Hi Detlev,
On 17 January 2014 08:13, Detlev Zundel dzu@denx.de wrote:
Hi Simon,
[...]
I think the Linux code has two big advantages - for one, we increase the overlap with Linux kernel proper and secondly we keep the 'grep'ability of the names which I really missed in your proposal.
Yes that seems reasonable.
Ok, I'm glad we are in agreement.
Many of U-Boot's options are not just yes/no, so I'm not sure what will happen with those. Perhaps they just can't be used with this macro? Part of my intent was to allow any option to be used.
In those cases the defines then are a "shortcut" to using a boolean + a value and we can make it work by introducing this boolean? I have no idea of how much work this would be, but it might be worthwhile getting some real numbers to that.

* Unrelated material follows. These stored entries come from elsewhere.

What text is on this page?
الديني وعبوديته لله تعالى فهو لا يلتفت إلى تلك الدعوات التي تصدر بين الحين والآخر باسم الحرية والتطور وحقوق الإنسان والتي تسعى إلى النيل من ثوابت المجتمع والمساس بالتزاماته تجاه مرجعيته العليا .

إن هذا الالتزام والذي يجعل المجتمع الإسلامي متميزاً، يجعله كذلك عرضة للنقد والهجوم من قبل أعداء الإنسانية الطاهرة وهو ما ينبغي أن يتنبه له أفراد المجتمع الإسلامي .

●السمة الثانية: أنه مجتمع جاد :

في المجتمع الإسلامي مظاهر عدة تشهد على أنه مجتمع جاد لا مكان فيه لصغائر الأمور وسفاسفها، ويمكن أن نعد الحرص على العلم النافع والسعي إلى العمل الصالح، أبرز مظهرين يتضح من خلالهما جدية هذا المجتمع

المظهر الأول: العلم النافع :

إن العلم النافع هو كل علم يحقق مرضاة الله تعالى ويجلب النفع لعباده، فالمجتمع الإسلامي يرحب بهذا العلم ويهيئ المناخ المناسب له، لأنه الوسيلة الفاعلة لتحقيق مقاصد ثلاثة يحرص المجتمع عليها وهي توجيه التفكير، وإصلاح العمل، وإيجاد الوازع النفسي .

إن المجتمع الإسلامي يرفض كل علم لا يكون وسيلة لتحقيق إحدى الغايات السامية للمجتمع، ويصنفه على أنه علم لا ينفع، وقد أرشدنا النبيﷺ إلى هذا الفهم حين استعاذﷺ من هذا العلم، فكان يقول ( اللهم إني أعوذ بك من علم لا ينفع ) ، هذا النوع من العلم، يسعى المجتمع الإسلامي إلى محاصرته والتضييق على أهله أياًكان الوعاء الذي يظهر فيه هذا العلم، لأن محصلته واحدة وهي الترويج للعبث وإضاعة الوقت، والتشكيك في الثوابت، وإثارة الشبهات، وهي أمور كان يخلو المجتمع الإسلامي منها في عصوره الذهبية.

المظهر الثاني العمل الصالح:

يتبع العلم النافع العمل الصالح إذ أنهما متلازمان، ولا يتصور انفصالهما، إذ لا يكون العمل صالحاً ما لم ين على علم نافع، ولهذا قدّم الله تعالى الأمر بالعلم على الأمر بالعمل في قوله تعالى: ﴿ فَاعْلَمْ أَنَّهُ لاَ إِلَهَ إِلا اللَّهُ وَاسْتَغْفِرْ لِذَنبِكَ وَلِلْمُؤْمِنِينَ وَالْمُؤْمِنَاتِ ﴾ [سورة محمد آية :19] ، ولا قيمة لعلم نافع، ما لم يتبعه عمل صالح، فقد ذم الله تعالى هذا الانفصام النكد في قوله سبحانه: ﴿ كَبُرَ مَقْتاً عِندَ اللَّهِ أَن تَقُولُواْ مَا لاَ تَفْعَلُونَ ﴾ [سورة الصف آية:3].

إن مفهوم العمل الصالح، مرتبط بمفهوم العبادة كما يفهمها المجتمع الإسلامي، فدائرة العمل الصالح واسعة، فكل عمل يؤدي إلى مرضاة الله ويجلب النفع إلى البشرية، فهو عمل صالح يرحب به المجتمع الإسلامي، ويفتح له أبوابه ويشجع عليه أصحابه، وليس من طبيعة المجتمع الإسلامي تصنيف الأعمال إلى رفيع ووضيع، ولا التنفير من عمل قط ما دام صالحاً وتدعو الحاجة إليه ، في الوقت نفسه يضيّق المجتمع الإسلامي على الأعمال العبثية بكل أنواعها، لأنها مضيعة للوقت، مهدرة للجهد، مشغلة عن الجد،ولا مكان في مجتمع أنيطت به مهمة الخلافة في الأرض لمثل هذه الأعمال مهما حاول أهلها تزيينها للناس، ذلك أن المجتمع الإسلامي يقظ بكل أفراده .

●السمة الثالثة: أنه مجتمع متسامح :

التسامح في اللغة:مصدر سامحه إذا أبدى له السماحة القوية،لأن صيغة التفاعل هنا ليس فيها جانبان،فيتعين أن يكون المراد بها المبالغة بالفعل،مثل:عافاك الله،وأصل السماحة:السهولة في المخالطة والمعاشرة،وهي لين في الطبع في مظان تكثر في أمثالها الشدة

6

So for example you can do this:
struct {
const char *str; u_int len; int retry; const char *conf; /* Configuration value */ } delaykey [] = { { str: getenv("bootdelaykey"), retry: 1, conf: autoconf_autoboot_delay_str() }, { str: getenv("bootdelaykey2"), retry: 1, conf: autoconf_autoboot_delay_str2() }, { str: getenv("bootstopkey"), retry: 0, conf: autoconf_autoboot_stop_str() }, { str: getenv("bootstopkey2"), retry: 0, conf: autoconf_autoboot_stop_str2() }, };
or this:
/* don't retry auto boot? */
if (autoconf_boot_retry_time() && !delaykey[i].retry) retry_time = -1;
Note that autoconf_boot_retry_time() will return 0 if the CONFIG is not defined, or if its value is 0.
I'm having real trouble figuring out what this would do on first sight. Of course you could call me lazy, but by experience I tend to favour solutions that do not need geniuses to understand ;)
Well it is simply that we currently have options which may or may not be defined. If they are not defined, then it is an error to refer to them, so they must be guarded by an #ifdef. By defining them to 0 when not defined, we can avoid that guard.
Ok, I see. But in this way we are actually shutting up the compiler on code paths that we did not have before. This in effect is a "rather be quiet than error" strategy and I'm not sure that I want to use that when doing such changes. Call me old-fashioned, but I'd prefer to throw an error and fix it after thinking it through from todays perspective
(I can say this easily if I'm not the one who has to do the fixes ;)
Well another approach would be to change the meaning of options like CONFIG_BOOTDELAY:
- Boot Delay: CONFIG_BOOTDELAY - in seconds Delay before automatically booting the default image; set to -1 to disable autoboot. set to -2 to autoboot with no delay and not check for abort (even when CONFIG_ZERO_BOOTDELAY_CHECK is defined).
Here it is enabled if >= 0, disabled if -1 and -2 for another option. If it is not defined at all then it is effectively -1, meaning disabled. IMO these could be separated out a little better. The problem here is that we can't have code like:
if (CONFIG_BOOTDELAY != -1) { // do some bootdelay processing }
as we will get a compile error if CONFIG_BOOTDELAY is not defined. In this case, CONFIG_BOOTDELAY being undefined is equivalent to defining it to -1 (I think).
There are only a small number of options in this category, but even with one, it prevents the technique above.
It seems to me we should provide the Linux feature in U-Boot as part of the Kconfig stuff, and see where it takes us. Combined with a bit more rationalisation of things like main.c it might be enough.
Why not reimplement your patch set along those lines? I still really would _love_ to see us using the compiler more to check for errors and reduce the number of "potential source code combination" that we have.
Well certainly I could, but I did not want to do this while Kbuild/Kconfig is in progress, and we are not quite clear on what to do. I think Kbuild is done - we will probably get the Linux autoconf stuff for free with Kconfig which I understand is coming very soon.
This makes a lot of sense yes. Actually I'm pretty excited about this excellent and continuous work from Masahiro-san on that topic!
Yes, looking forward to an early merge!
After that I can certainly take another look at main.c and see how it can be improved.
Sure, its only that I wanted to keep the ball rolling as I really believe the wins to be had from such a change are substantial for our codebase.
Certainly main.c could use something like this as my example showed. In fact it might be nice to split out the parser into a separate file.